Twitter's 280-Character Tweets Are Fine

Tuesday, Twitter announced that it would test 280-character tweets, a doubling of the 140-character standard on the social network.

If you can still read this while gasping for breath and looking for a place to sit down while you absorb this news, I have something to tell you: You broke it, Twitter’s just trying to fix it.

There was a time when Twitter was 140 characters of text. That was it. That was nice and information-dense, but you wanted to add pictures. You wanted to add more text in one tweet than it was possible to write, so you screenshotted the text of stories or even your own notepad.

You started numbering your tweets, tweetstormin’.

Hell, you wanted to add 14-minute videos. You wanted to add livestreaming video of protests and football games and AM2DM.

Whatever measly restriction Twitter tried to hold onto, for the purity of the product, you just routed around. And now, no one can seriously argue that Twitter is only a place for 140-character bits of text. Like, who are we kidding here? And why do we think that the text-message character limits of the early ’00s somehow magically stumbled onto the platonic ideal of message length for a social network built primarily from small chunks of text?
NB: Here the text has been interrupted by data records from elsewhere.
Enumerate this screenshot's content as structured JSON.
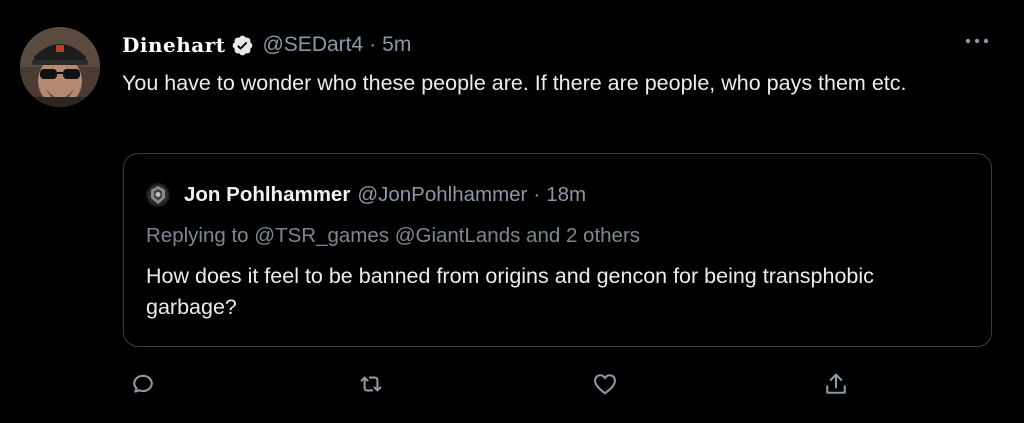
{
  "tweet": {
    "display_name": "Dinehart",
    "handle": "@SEDart4",
    "separator": "·",
    "time": "5m",
    "text": "You have to wonder who these people are. If there are people, who pays them etc.",
    "verified": true
  },
  "quoted_tweet": {
    "display_name": "Jon Pohlhammer",
    "handle": "@JonPohlhammer",
    "separator": "·",
    "time": "18m",
    "replying_to": "Replying to @TSR_games @GiantLands and 2 others",
    "text": "How does it feel to be banned from origins and gencon for being transphobic garbage?"
  },
  "actions": {
    "reply_icon": "comment-icon",
    "retweet_icon": "retweet-icon",
    "like_icon": "heart-icon",
    "share_icon": "share-icon"
  },
  "colors": {
    "background": "#000000",
    "secondary_text": "#8b98a5",
    "primary_text": "#ececec",
    "border": "#3a3d40"
  }
}
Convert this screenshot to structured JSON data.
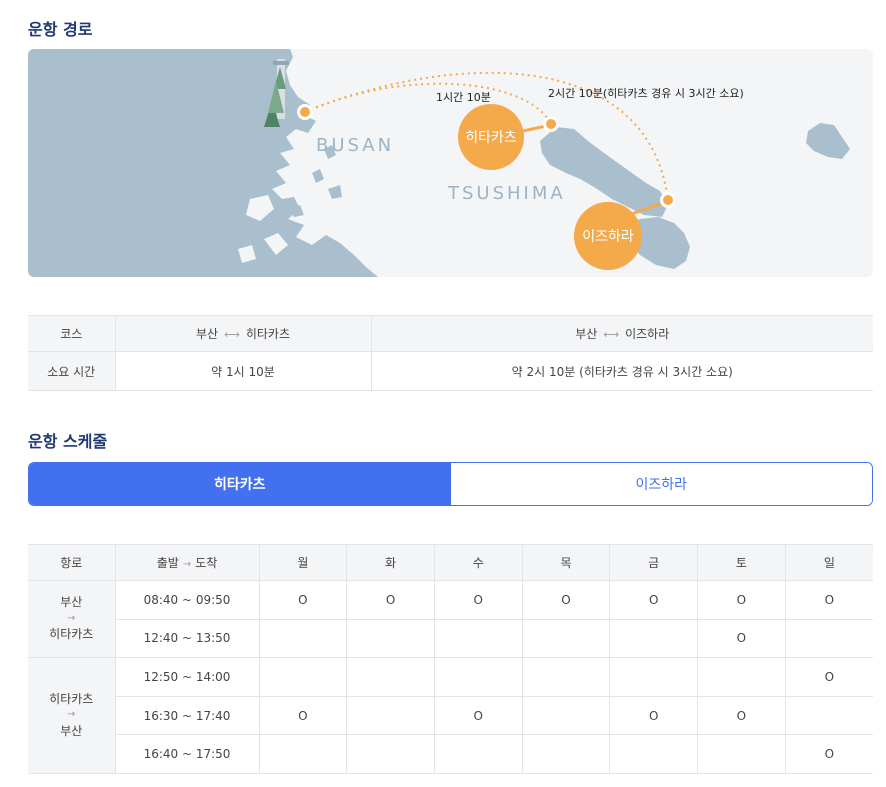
{
  "route_section": {
    "title": "운항 경로",
    "map": {
      "busan_label": "BUSAN",
      "tsushima_label": "TSUSHIMA",
      "hitakatsu_label": "히타카츠",
      "izuhara_label": "이즈하라",
      "duration_hitakatsu": "1시간 10분",
      "duration_izuhara": "2시간 10분(히타카츠 경유 시 3시간 소요)"
    }
  },
  "course_table": {
    "header": {
      "course": "코스",
      "route1_from": "부산",
      "route1_to": "히타카츠",
      "route2_from": "부산",
      "route2_to": "이즈하라"
    },
    "row": {
      "label": "소요 시간",
      "route1": "약 1시 10분",
      "route2": "약 2시 10분 (히타카츠 경유 시 3시간 소요)"
    }
  },
  "schedule_section": {
    "title": "운항 스케줄",
    "tabs": [
      {
        "label": "히타카츠"
      },
      {
        "label": "이즈하라"
      }
    ],
    "table": {
      "headers": {
        "route": "항로",
        "depart": "출발",
        "arrive": "도착",
        "days": [
          "월",
          "화",
          "수",
          "목",
          "금",
          "토",
          "일"
        ]
      },
      "groups": [
        {
          "from": "부산",
          "to": "히타카츠",
          "rows": [
            {
              "time": "08:40 ~ 09:50",
              "marks": [
                "O",
                "O",
                "O",
                "O",
                "O",
                "O",
                "O"
              ]
            },
            {
              "time": "12:40 ~ 13:50",
              "marks": [
                "",
                "",
                "",
                "",
                "",
                "O",
                ""
              ]
            }
          ]
        },
        {
          "from": "히타카츠",
          "to": "부산",
          "rows": [
            {
              "time": "12:50 ~ 14:00",
              "marks": [
                "",
                "",
                "",
                "",
                "",
                "",
                "O"
              ]
            },
            {
              "time": "16:30 ~ 17:40",
              "marks": [
                "O",
                "",
                "O",
                "",
                "O",
                "O",
                ""
              ]
            },
            {
              "time": "16:40 ~ 17:50",
              "marks": [
                "",
                "",
                "",
                "",
                "",
                "",
                "O"
              ]
            }
          ]
        }
      ]
    }
  },
  "colors": {
    "accent": "#4270ef",
    "title": "#1f3a73",
    "port": "#f4a94b",
    "land": "#a9bfcd"
  },
  "arrow_lr_glyph": "⟷",
  "arrow_r_glyph": "→"
}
How many of you even remember the time when you could only send 140 characters in a text message on your smartphone? What keeps texts short, and what will keep most Twitter messages short, is the culture of messaging on a phone, which like all cultures is viscous and will change more slowly than the product. You’ll have time to adjust.

So who cares about a doubling of the character limit? It was arbitrary then and it’s arbitrary now. My guess is you’ll see very little difference in the platform, and maybe the success of the change will give Twitter the confidence to focus on what really matters: the communities that have gathered on the service.
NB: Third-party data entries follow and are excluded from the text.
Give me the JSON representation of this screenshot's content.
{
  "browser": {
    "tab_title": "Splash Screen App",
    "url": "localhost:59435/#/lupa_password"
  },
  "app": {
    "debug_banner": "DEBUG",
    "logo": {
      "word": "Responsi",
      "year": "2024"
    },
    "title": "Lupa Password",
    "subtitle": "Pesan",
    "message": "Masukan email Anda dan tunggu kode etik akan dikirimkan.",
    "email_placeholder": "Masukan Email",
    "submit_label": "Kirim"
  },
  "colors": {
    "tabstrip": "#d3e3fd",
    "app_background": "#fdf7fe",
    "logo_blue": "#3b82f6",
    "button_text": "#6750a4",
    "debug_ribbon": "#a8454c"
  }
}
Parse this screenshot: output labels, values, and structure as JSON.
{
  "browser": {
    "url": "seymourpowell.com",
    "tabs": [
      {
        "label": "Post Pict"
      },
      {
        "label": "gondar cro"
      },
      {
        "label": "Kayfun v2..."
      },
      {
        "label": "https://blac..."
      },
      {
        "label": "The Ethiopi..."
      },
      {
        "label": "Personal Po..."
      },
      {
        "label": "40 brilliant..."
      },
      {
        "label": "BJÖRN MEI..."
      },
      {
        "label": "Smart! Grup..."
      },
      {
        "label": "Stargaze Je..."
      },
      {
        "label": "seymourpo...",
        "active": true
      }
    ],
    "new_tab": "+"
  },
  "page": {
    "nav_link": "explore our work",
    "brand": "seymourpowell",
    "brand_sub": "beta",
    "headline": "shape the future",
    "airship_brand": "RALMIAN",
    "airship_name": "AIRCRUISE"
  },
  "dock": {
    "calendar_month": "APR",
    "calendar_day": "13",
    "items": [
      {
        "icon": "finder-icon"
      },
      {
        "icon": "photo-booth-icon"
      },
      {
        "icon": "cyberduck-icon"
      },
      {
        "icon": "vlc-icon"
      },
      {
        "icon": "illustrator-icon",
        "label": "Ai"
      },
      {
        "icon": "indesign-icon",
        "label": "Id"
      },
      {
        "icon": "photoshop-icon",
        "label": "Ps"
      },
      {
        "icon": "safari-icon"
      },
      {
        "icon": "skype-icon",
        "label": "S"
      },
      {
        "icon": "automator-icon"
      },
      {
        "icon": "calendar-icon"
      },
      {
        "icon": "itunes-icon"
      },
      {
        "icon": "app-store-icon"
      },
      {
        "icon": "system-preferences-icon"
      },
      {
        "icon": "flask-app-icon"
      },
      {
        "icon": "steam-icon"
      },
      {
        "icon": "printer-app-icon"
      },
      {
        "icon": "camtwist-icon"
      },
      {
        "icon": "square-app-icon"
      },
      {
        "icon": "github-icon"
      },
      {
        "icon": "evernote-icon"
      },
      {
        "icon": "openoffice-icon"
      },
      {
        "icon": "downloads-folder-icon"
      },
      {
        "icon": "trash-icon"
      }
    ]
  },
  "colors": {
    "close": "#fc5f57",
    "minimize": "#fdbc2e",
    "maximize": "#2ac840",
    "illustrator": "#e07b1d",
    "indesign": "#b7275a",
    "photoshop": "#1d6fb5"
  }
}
People think that Twitter’s brand is built around the 140-characters. But if you ask me, Twitter’s core identity is contained in the @username. The @ is about the people inside Twitter: people who tweet things they shouldn’t, people who tweet about hurricanes all night, people who love books, people who have rare expertise.

You see it best at conferences, around TV shows, and when there is a major local breaking-news event. It’s not that Twitter, as a whole, becomes awesome during these moments. Sometimes, in fact, the user experience breaks. But no other product on the internet quickly sorts out who the important individuals to follow for a given event are.

Twitter’s value has always been in these little pro-am micro-networks, hived off from the larger feed, where anyone with knowledge, wit, or skills can become central to the perception of a moment. That’s not going to change now.